この機能は、垂直転送駆動パルス生成回路302の処理動作及び(2)垂直転送駆動パルス出力302aが仮想3層対応したパルス出力とすることで実現される。これらの点が、相違点となり、他は同一である。
【0061】
垂直転送駆動パルス生成回路302は、水平カウンタ値201aとタイミングチャートによる垂直転送動作のための駆動パルスのパルス変化点との比較を行ない、各パルス極性動作を生成し、これらを仮想3層対応した垂直転送駆動パルス出力302’aとして出力する。
【0062】
水平カウンタ値201aと比較されるパルス変化点の値は、前述したコントロール信号401aにて変更され、通常1ラインシフト4層駆動用のタイミングと、圧縮2ラインシフト仮想3層駆動用のタイミングを、必要な動作側に切り替えて比較値として準備される。
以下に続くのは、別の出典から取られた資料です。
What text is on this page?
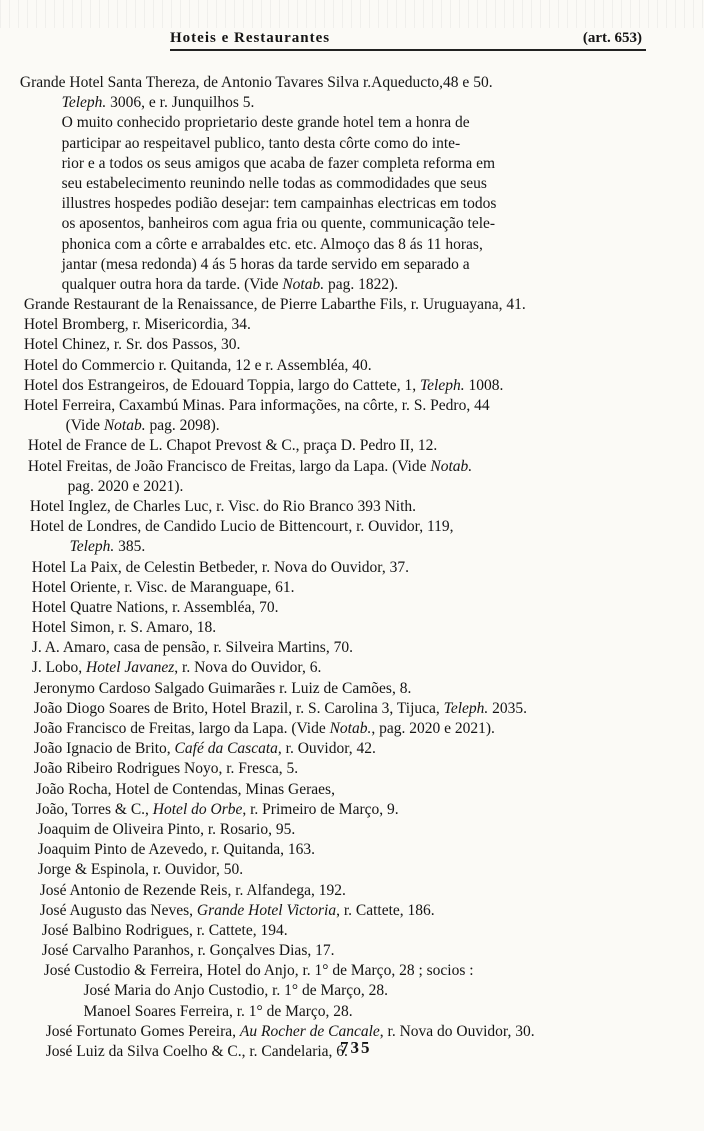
Hoteis e Restaurantes	(art. 653)
Grande Hotel Santa Thereza, de Antonio Tavares Silva r.Aqueducto,48 e 50.
Teleph. 3006, e r. Junquilhos 5.
O muito conhecido proprietario deste grande hotel tem a honra de
participar ao respeitavel publico, tanto desta côrte como do inte-
rior e a todos os seus amigos que acaba de fazer completa reforma em
seu estabelecimento reunindo nelle todas as commodidades que seus
illustres hospedes podião desejar: tem campainhas electricas em todos
os aposentos, banheiros com agua fria ou quente, communicação tele-
phonica com a côrte e arrabaldes etc. etc. Almoço das 8 ás 11 horas,
jantar (mesa redonda) 4 ás 5 horas da tarde servido em separado a
qualquer outra hora da tarde. (Vide Notab. pag. 1822).
Grande Restaurant de la Renaissance, de Pierre Labarthe Fils, r. Uruguayana, 41.
Hotel Bromberg, r. Misericordia, 34.
Hotel Chinez, r. Sr. dos Passos, 30.
Hotel do Commercio r. Quitanda, 12 e r. Assembléa, 40.
Hotel dos Estrangeiros, de Edouard Toppia, largo do Cattete, 1, Teleph. 1008.
Hotel Ferreira, Caxambú Minas. Para informações, na côrte, r. S. Pedro, 44
(Vide Notab. pag. 2098).
Hotel de France de L. Chapot Prevost & C., praça D. Pedro II, 12.
Hotel Freitas, de João Francisco de Freitas, largo da Lapa. (Vide Notab.
pag. 2020 e 2021).
Hotel Inglez, de Charles Luc, r. Visc. do Rio Branco 393 Nith.
Hotel de Londres, de Candido Lucio de Bittencourt, r. Ouvidor, 119,
Teleph. 385.
Hotel La Paix, de Celestin Betbeder, r. Nova do Ouvidor, 37.
Hotel Oriente, r. Visc. de Maranguape, 61.
Hotel Quatre Nations, r. Assembléa, 70.
Hotel Simon, r. S. Amaro, 18.
J. A. Amaro, casa de pensão, r. Silveira Martins, 70.
J. Lobo, Hotel Javanez, r. Nova do Ouvidor, 6.
Jeronymo Cardoso Salgado Guimarães r. Luiz de Camões, 8.
João Diogo Soares de Brito, Hotel Brazil, r. S. Carolina 3, Tijuca, Teleph. 2035.
João Francisco de Freitas, largo da Lapa. (Vide Notab., pag. 2020 e 2021).
João Ignacio de Brito, Café da Cascata, r. Ouvidor, 42.
João Ribeiro Rodrigues Noyo, r. Fresca, 5.
João Rocha, Hotel de Contendas, Minas Geraes,
João, Torres & C., Hotel do Orbe, r. Primeiro de Março, 9.
Joaquim de Oliveira Pinto, r. Rosario, 95.
Joaquim Pinto de Azevedo, r. Quitanda, 163.
Jorge & Espinola, r. Ouvidor, 50.
José Antonio de Rezende Reis, r. Alfandega, 192.
José Augusto das Neves, Grande Hotel Victoria, r. Cattete, 186.
José Balbino Rodrigues, r. Cattete, 194.
José Carvalho Paranhos, r. Gonçalves Dias, 17.
José Custodio & Ferreira, Hotel do Anjo, r. 1° de Março, 28 ; socios :
José Maria do Anjo Custodio, r. 1° de Março, 28.
Manoel Soares Ferreira, r. 1° de Março, 28.
José Fortunato Gomes Pereira, Au Rocher de Cancale, r. Nova do Ouvidor, 30.
José Luiz da Silva Coelho & C., r. Candelaria, 6.
735
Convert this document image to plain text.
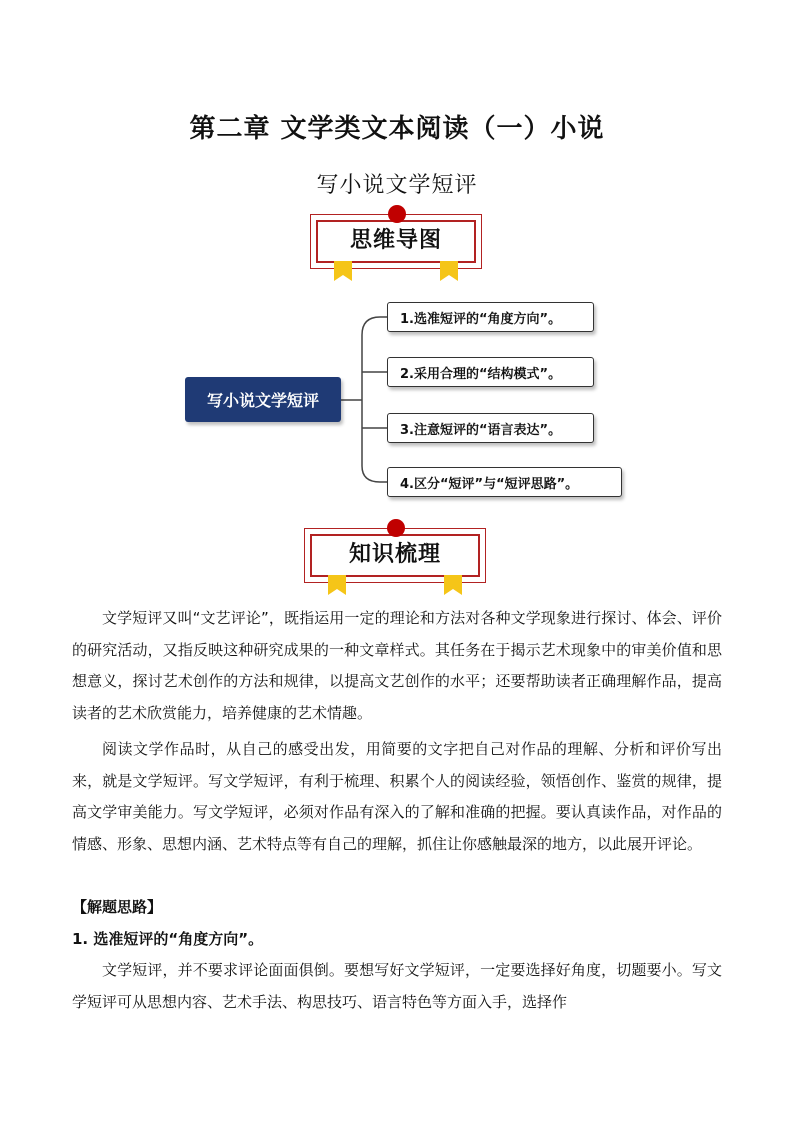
第二章 文学类文本阅读（一）小说
写小说文学短评
思维导图
写小说文学短评
1.选准短评的“角度方向”。
2.采用合理的“结构模式”。
3.注意短评的“语言表达”。
4.区分“短评”与“短评思路”。
知识梳理

文学短评又叫“文艺评论”，既指运用一定的理论和方法对各种文学现象进行探讨、体会、评价的研究活动，又指反映这种研究成果的一种文章样式。其任务在于揭示艺术现象中的审美价值和思想意义，探讨艺术创作的方法和规律，以提高文艺创作的水平；还要帮助读者正确理解作品，提高读者的艺术欣赏能力，培养健康的艺术情趣。

阅读文学作品时，从自己的感受出发，用简要的文字把自己对作品的理解、分析和评价写出来，就是文学短评。写文学短评，有利于梳理、积累个人的阅读经验，领悟创作、鉴赏的规律，提高文学审美能力。写文学短评，必须对作品有深入的了解和准确的把握。要认真读作品，对作品的情感、形象、思想内涵、艺术特点等有自己的理解，抓住让你感触最深的地方，以此展开评论。

【解题思路】

1. 选准短评的“角度方向”。

文学短评，并不要求评论面面俱倒。要想写好文学短评，一定要选择好角度，切题要小。写文学短评可从思想内容、艺术手法、构思技巧、语言特色等方面入手，选择作
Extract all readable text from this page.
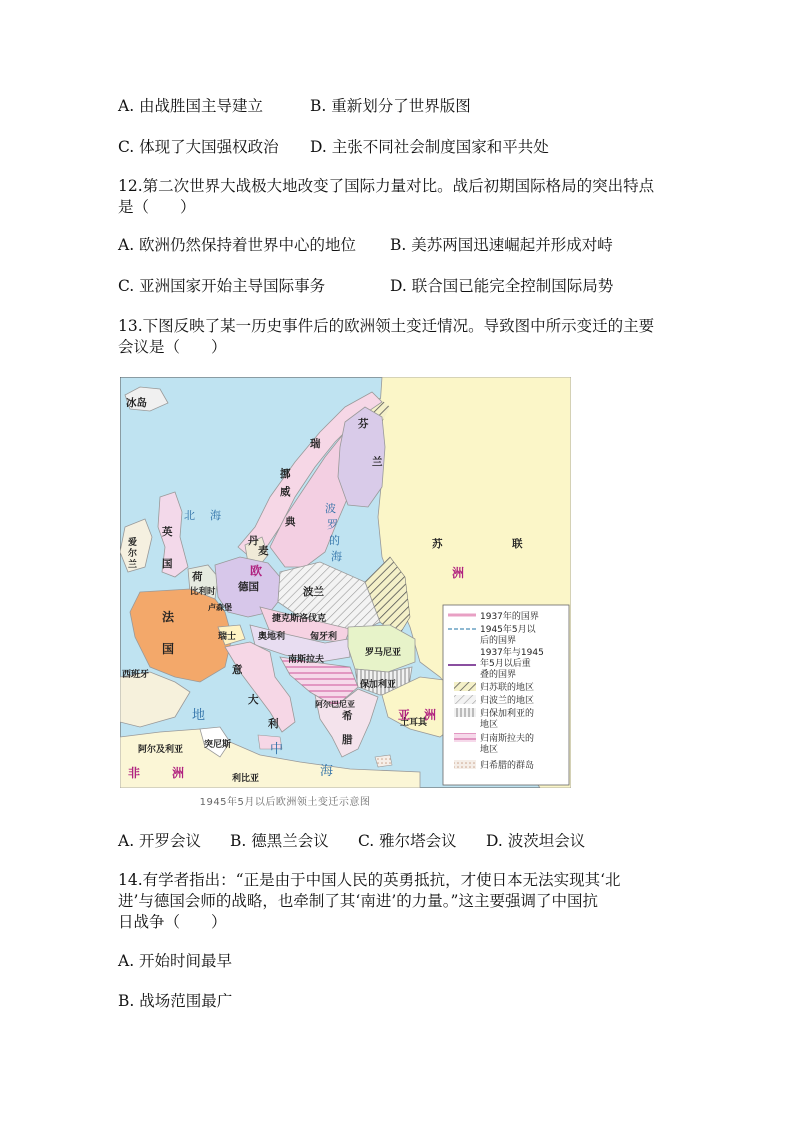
A. 由战胜国主导建立	B. 重新划分了世界版图
C. 体现了大国强权政治 D. 主张不同社会制度国家和平共处
12.第二次世界大战极大地改变了国际力量对比。战后初期国际格局的突出特点
是（　　）
A. 欧洲仍然保持着世界中心的地位 B. 美苏两国迅速崛起并形成对峙
C. 亚洲国家开始主导国际事务	D. 联合国已能完全控制国际局势
13.下图反映了某一历史事件后的欧洲领土变迁情况。导致图中所示变迁的主要
会议是（　　）
冰岛
挪
威
瑞
典
芬
兰
苏	联
英
国
爱
尔
兰
丹
麦
荷
比利时 德国	波兰
卢森堡
捷克斯洛伐克
法
国
瑞士 奥地利	匈牙利
罗马尼亚
南斯拉夫
保加利亚
西班牙	意
大
利
阿尔巴尼亚
希
腊
土耳其
阿尔及利亚 突尼斯
利比亚
北 海
波
罗
的
海
地
中
海
欧	洲
亚 洲
非	洲
1937年的国界
1945年5月以
后的国界
1937年与1945
年5月以后重
叠的国界
归苏联的地区
归波兰的地区
归保加利亚的
地区
归南斯拉夫的
地区
归希腊的群岛
1945年5月以后欧洲领土变迁示意图
A. 开罗会议 B. 德黑兰会议 C. 雅尔塔会议 D. 波茨坦会议
14.有学者指出：“正是由于中国人民的英勇抵抗，才使日本无法实现其‘北
进’与德国会师的战略，也牵制了其‘南进’的力量。”这主要强调了中国抗
日战争（　　）
A. 开始时间最早
B. 战场范围最广
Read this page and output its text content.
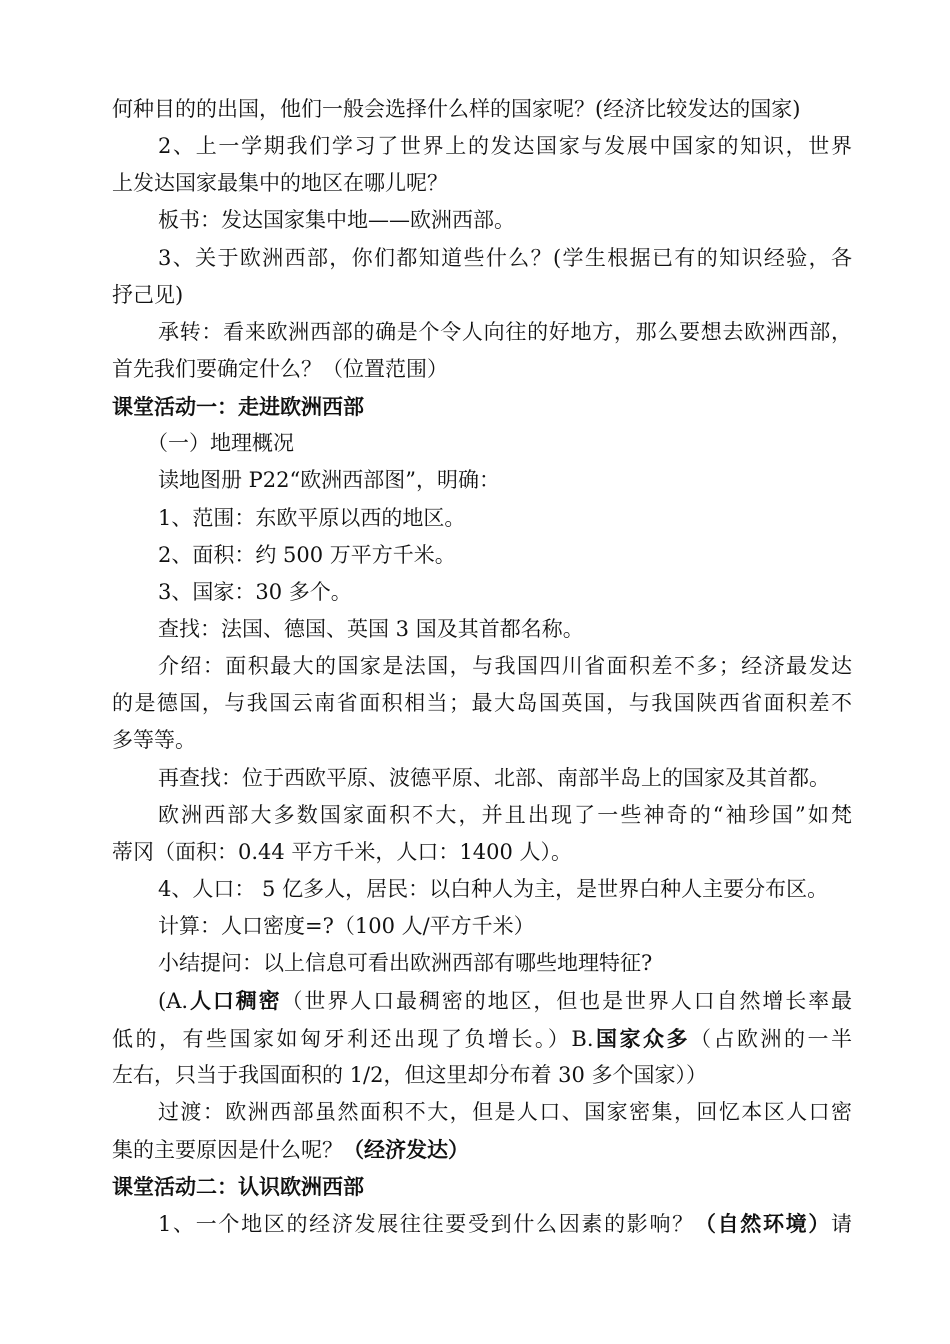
何种目的的出国，他们一般会选择什么样的国家呢？(经济比较发达的国家)
2、上一学期我们学习了世界上的发达国家与发展中国家的知识，世界
上发达国家最集中的地区在哪儿呢？
板书：发达国家集中地——欧洲西部。
3、关于欧洲西部，你们都知道些什么？(学生根据已有的知识经验，各
抒己见)
承转：看来欧洲西部的确是个令人向往的好地方，那么要想去欧洲西部，
首先我们要确定什么？（位置范围）
课堂活动一：走进欧洲西部
（一）地理概况
读地图册 P22“欧洲西部图”，明确：
1、范围：东欧平原以西的地区。
2、面积：约 500 万平方千米。
3、国家：30 多个。
查找：法国、德国、英国 3 国及其首都名称。
介绍：面积最大的国家是法国，与我国四川省面积差不多；经济最发达
的是德国，与我国云南省面积相当；最大岛国英国，与我国陕西省面积差不
多等等。
再查找：位于西欧平原、波德平原、北部、南部半岛上的国家及其首都。
欧洲西部大多数国家面积不大，并且出现了一些神奇的“袖珍国”如梵
蒂冈（面积：0.44 平方千米，人口：1400 人）。
4、人口： 5 亿多人，居民：以白种人为主，是世界白种人主要分布区。
计算：人口密度=?（100 人/平方千米）
小结提问：以上信息可看出欧洲西部有哪些地理特征?
(A.人口稠密（世界人口最稠密的地区，但也是世界人口自然增长率最
低的，有些国家如匈牙利还出现了负增长。）B.国家众多（占欧洲的一半
左右，只当于我国面积的 1/2，但这里却分布着 30 多个国家））
过渡：欧洲西部虽然面积不大，但是人口、国家密集，回忆本区人口密
集的主要原因是什么呢？（经济发达）
课堂活动二：认识欧洲西部
1、一个地区的经济发展往往要受到什么因素的影响？（自然环境）请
すなわち、垂直転送駆動パルス生成回路302は、
図5及び
図9で示した実施例1や
図6及び
図10で示した実施例2のタイミングチャート及び駆動パルスが適用されるように動作する。
【0063】
このように、CCDカメラ100は、仮想З層駆動垂直転送機能を有さない回路構成と実質的に同じ構成で実現することが可能であり、処理動作、すなわち上記比較値として用いられるタイミングに仮想3層駆動の技術を適用することで、一般的な4層駆動垂直転送機能とともに、複数のCCD層に対する電荷の遮断や保持の状態を共通層の如く扱う仮想З層駆動垂直転送機能を実現できる。また、仮想З層駆動垂直転送機能においても、実施例2のように、共通層とした2層(上記例ではV3とV4に対応)に対する駆動パルスを前後に僅かにずらし、CCD垂直転送の進行方向が逆転しないように動作させることもできる。
【0064】
以上の特徴を簡単に纏めると次の通りである。
(1)4層以上のCCD垂直転送の電位制御層を持つCCD撮像素子101を搭載したCCDカメラ100であって、複数の層の電位制御を同時に行ない、仮想の3層駆動(または、実際の層数より小さな仮想の層数の駆動)とみなす駆動動作を行う制御部(垂直転送駆動パルス生成回路302)を備える。これによって、高速動作のための限られた転送パルス(駆動波形)の生成時間内に、CCD撮像素子101のライン転送を行なう場合において、転送パルスの電位上下に安定部分を確保し、電荷転送の電位差を確保できる技術を実現できる
【0065】
(2)前記制御部(垂直転送駆動パルス生成回路302)は、前記仮想の3層駆動(または、実際の層数より小さな仮想の層数の駆動)において、駆動波形の電位関係が電荷転送方向と逆転しないよう電荷転送方向の前後に合わせて必要な時間差を持たせて時差付きの仮想3層(または、実際の層数より小さな仮想の層数)とする駆動動作を行ってもよい。これによって、駆動動作の順を適正に保つことができる。
【0066】
(3)前記制御部(垂直転送駆動パルス生成回路302)において前記時差付きの仮想3層とする駆動動作を行う場合に、同時制御される層の等価回路および実回路での負荷容量と、電荷転送方向との関係を元に、前記時差が定まってもよい。例えば、CCD撮像素子101の等価回路容量によってパルス波形の立上り・立下りが大きく歪む場合でも、その歪み等を考慮した時間差を付けることで、歪みの影響により駆動順が狂ってしまうことを防止できる。
【0067】
(4)前記制御部は、前記仮想の3層駆動とみなす駆動動作と、仮想の3層駆動としない駆動動作とからいずれかを選択する機能を備えてもよい。前記制御部(垂直転送駆動パルス生成回路302)は、複数の層の電位制御を同時に行なう駆動形態と行わない駆動形態で、実質的に同一の構成で実現でき、出力するパルス波形をどのようなものとするかを選択することで、所望の駆動形態を選択できる。
【0068】
以上、本発明を実施形態をもとに説明した。この実施形態は例示であり、それらの各構成要素の組み合わせにいろいろな変形例が可能なこと、またそうした変形例も本発明の範囲にあることは当業者に理解されるところである。